If the spots are from your dog urinating, there are a few things you can do:

  1. Saturate the urinated areas (spots) with water.
    The best way to help prevent urine burns and dead spots is to saturate the spots with water. This will allow the excess nitrogen to dilute through the lawn and reducing the concentration in one area. It is usually best to treat the areas up to 9 hours after urination and to apply at least three-times the amount of water to urine to the area.

  2. Repair or replace the affected spot.
    Dead spots can either be over-seeded or totally replaced with new seed or sod. If you have a warm-season grass, it will generally repair itself over time through the spreading of stilons and rhizomes over the effected area.
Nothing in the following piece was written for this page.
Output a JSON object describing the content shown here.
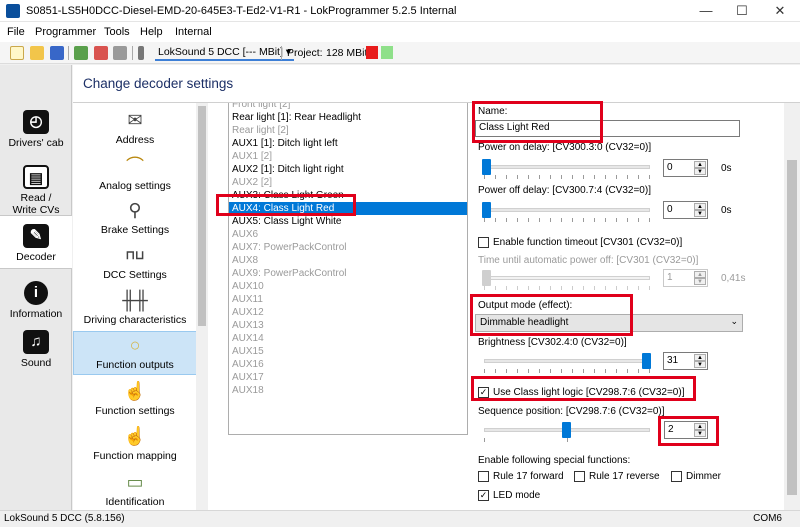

  3. Replant with a more urine-resistant grass.
    The most urine-resistant grasses tend to be Perennial Ryegrasses and Fescues. The worst urine-resistant grasses tend to be Kentucky Bluegrass and Bermuda. If you have a number of dogs and/or confine them to small areas of the yard, then you may want to consider re-planting with one of the more urine-resistant grasses.

  4. Train your dog to urinate in certain areas.

If you have the time and location of your yard to designate as a "urinating spot", you can simply use an alternative ground covering on that spot such as a mulch. To help your dog utilize this spot, you can try moving his/her feces and/or pour their urine over the spot until they learn to associate the smell with the spot.